Astrid, 33 ans, professeur des écoles, habite dans la région de Rouen.
C’est à 13 ans que sa mère lui a annoncé qu’elle était née d’un don de sperme anonyme, son père, à la suite d’un traitement médicamenteux, étant devenu stérile. Un acte prodigué dans une clinique privée.
« Depuis toute petite, j’avais conscience que je ne ressemblais en rien à mon père. Je me posais beaucoup de questions sur mes origines. Étais–je une fille adoptée ? C’est bizarre, mais j’en tirais comme une sorte de fierté. J’avais le sentiment d’être différente des autres. »
« Une ado peut tout imaginer »
Astrid ne regrette pas une seconde la confession de sa mère.

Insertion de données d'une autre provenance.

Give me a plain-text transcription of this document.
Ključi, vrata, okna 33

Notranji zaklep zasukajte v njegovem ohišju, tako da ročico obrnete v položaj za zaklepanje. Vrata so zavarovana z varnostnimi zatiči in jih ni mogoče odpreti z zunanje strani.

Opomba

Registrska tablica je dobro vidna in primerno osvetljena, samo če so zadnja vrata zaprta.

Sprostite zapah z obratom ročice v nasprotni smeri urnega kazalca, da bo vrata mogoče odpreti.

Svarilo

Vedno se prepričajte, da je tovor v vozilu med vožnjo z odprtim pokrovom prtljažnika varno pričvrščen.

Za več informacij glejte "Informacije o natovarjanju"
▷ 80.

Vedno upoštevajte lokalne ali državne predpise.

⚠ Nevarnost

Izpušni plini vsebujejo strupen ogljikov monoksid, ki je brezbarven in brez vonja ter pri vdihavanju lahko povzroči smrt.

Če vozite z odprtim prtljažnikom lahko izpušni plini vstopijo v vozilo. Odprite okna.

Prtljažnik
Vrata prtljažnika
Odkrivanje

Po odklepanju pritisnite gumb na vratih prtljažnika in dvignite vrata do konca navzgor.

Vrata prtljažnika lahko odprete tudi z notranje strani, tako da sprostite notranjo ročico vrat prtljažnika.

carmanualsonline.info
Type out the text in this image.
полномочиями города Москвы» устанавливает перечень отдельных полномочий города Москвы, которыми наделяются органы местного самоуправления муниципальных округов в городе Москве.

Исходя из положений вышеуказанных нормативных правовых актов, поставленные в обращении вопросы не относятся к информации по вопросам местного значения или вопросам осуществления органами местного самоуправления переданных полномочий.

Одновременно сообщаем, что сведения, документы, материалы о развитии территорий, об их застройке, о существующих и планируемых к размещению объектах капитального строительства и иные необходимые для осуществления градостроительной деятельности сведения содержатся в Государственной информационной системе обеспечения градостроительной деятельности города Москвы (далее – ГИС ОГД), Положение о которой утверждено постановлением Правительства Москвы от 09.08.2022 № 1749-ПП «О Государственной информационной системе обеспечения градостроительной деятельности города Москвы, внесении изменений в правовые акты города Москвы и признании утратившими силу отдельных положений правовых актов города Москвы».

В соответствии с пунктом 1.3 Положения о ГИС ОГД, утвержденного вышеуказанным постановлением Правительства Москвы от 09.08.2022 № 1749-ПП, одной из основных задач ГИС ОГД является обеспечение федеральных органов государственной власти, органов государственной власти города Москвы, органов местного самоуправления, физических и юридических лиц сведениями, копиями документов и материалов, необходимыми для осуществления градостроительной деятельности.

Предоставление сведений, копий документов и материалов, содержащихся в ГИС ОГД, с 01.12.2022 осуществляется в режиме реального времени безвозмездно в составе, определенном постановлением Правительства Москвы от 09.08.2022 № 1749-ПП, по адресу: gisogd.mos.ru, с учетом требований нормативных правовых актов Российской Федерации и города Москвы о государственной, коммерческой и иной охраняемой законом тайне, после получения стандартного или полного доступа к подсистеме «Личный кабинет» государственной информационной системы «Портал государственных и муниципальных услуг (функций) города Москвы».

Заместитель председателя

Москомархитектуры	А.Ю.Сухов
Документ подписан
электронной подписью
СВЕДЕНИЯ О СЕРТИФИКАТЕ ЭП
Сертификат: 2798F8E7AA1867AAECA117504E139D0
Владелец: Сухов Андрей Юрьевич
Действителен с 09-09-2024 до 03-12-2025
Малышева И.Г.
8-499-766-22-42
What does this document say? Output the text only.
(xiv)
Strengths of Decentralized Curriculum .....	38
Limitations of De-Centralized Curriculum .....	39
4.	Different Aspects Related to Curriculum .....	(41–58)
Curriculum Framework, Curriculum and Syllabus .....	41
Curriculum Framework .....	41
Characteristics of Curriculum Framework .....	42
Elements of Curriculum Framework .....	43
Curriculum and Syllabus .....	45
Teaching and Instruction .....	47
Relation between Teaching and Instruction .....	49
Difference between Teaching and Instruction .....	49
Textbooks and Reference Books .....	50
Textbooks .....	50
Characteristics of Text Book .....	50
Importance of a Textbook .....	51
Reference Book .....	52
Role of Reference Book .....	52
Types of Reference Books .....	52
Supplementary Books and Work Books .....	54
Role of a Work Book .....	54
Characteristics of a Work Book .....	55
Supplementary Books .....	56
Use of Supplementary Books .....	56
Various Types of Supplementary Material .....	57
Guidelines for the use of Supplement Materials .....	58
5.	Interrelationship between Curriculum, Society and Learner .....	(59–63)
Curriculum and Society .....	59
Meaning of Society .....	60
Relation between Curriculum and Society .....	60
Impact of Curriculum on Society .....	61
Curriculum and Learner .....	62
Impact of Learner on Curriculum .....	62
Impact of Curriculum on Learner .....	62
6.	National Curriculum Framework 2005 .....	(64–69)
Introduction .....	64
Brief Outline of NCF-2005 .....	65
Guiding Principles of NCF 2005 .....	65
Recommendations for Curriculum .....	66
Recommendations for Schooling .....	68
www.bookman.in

« C’était un secret de famille assez lourd à porter. Il était temps d’assainir la situation. Car une ado peut tout imaginer : qu’elle est le fruit d’une relation adultère ou d’un viol. Des choses qui peuvent être beaucoup plus traumatisantes qu’un don de sperme et une procréation médicalement assistée. »
Aujourd’hui, Astrid a le sentiment qu’on lui a volé une partie de sa personnalité. « Psychologiquement, c’est assez dur à gérer. Et puis on pense au patrimoine génétique qu’on nous a laissé. L’homme qui a fait ce don de sperme était–il porteur d’une maladie héréditaire ? Je n’en sais strictement rien. »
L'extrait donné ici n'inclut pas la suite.